I'd say it's semi-dynamic, but to give an example:
We have 4 levels of resource types: organization, department, repository, file
Team A comes in and says they would like to add EditRepository, ViewRepository and DeleteRepository permissions -> and they want those permissions to be attachable at organization, department and repository level
Team B comes in and says they would like to add EditFile, ViewFile and DeleteFile permissions an all levels -> and also make it that if someone has a \*Repository permission attached, then they get the appropriate \*File permission automatically.

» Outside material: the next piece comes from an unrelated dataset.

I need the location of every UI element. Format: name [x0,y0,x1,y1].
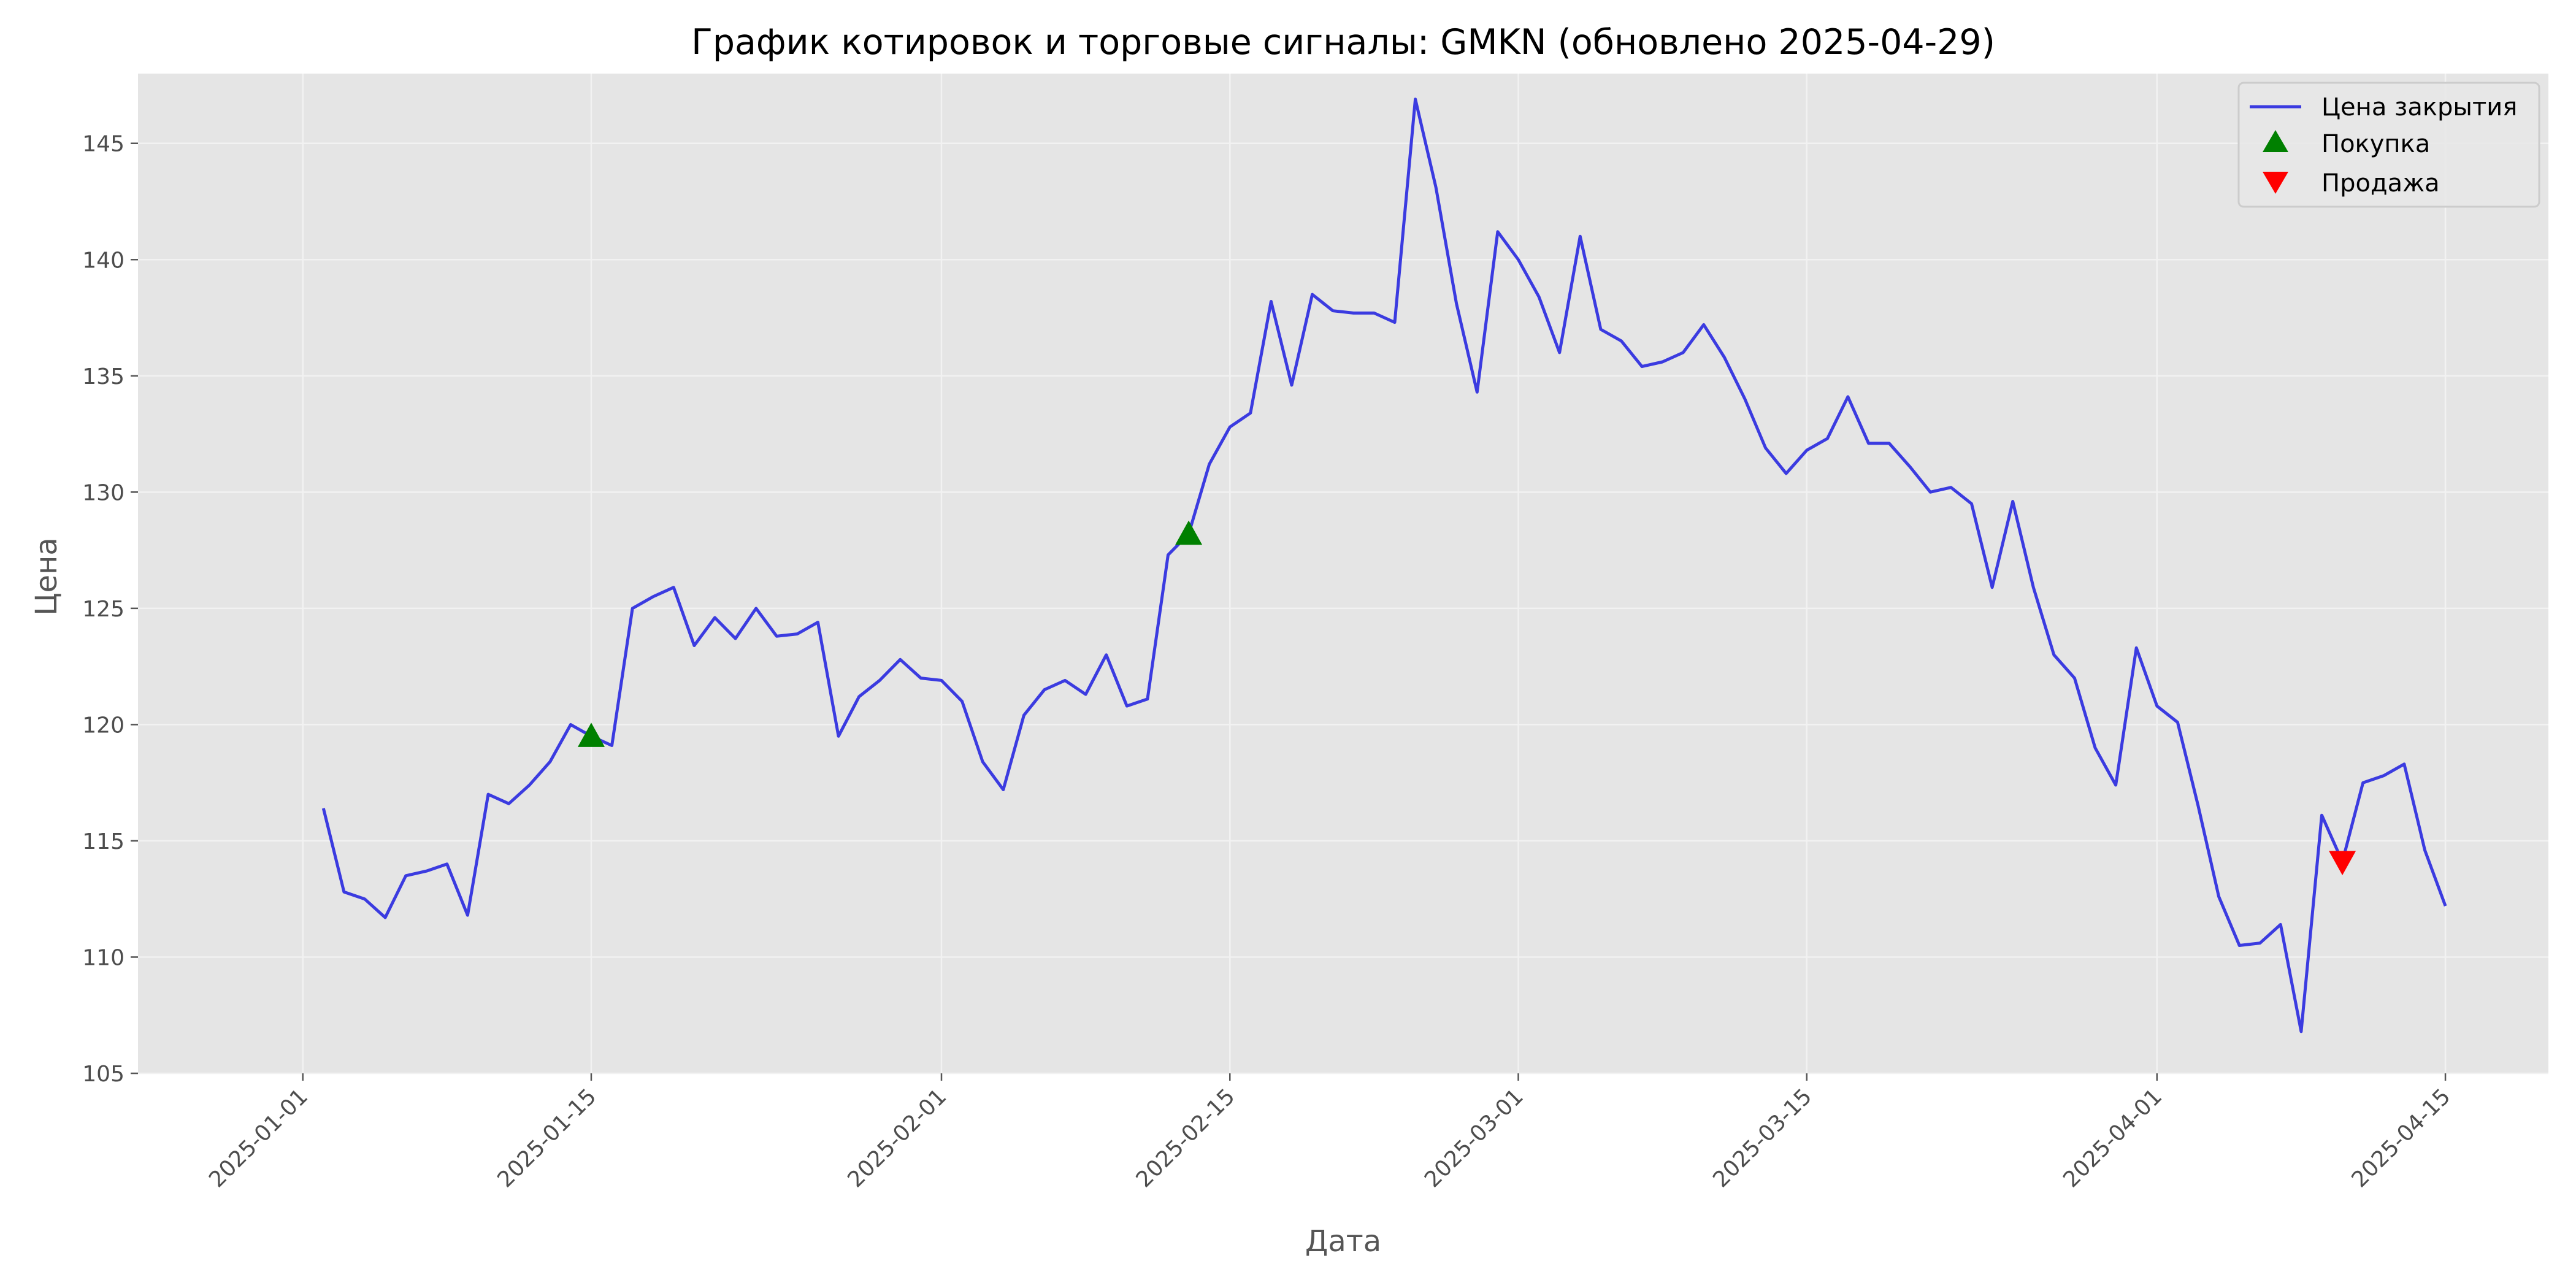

Now, in addition to above, we want Team A to be only able to directly query or set permissions they defined, and for Team B to be able to directly query or set permissions they defined (for domain separation) -> the only cross-team separation is through configuration of dependency between permissions
We can do above through directly modifying the schema of SpiceDB, but we could also create a generic "relationship" that has e.g. two caveats of "EditFile" + "Team B" -> that way we can define that during query time only relationships for given resource that have those caveats will be taken into account -> that way we have extremely simple SpiceDB schema, but we do rely heavy on Caveat evaluation.
Another thing above is the dynamism of resources -> we could have specific Org, Department, Repository & File entities in SpiceDB, or we could have a singular "Resource" one that can have child-parent relationship, but where we would not really need to worry about types and schema changes (we could implement types e.g. as composite keys, so an identifier of a resource could be Org:3245435, Repository:ABCDF etc.).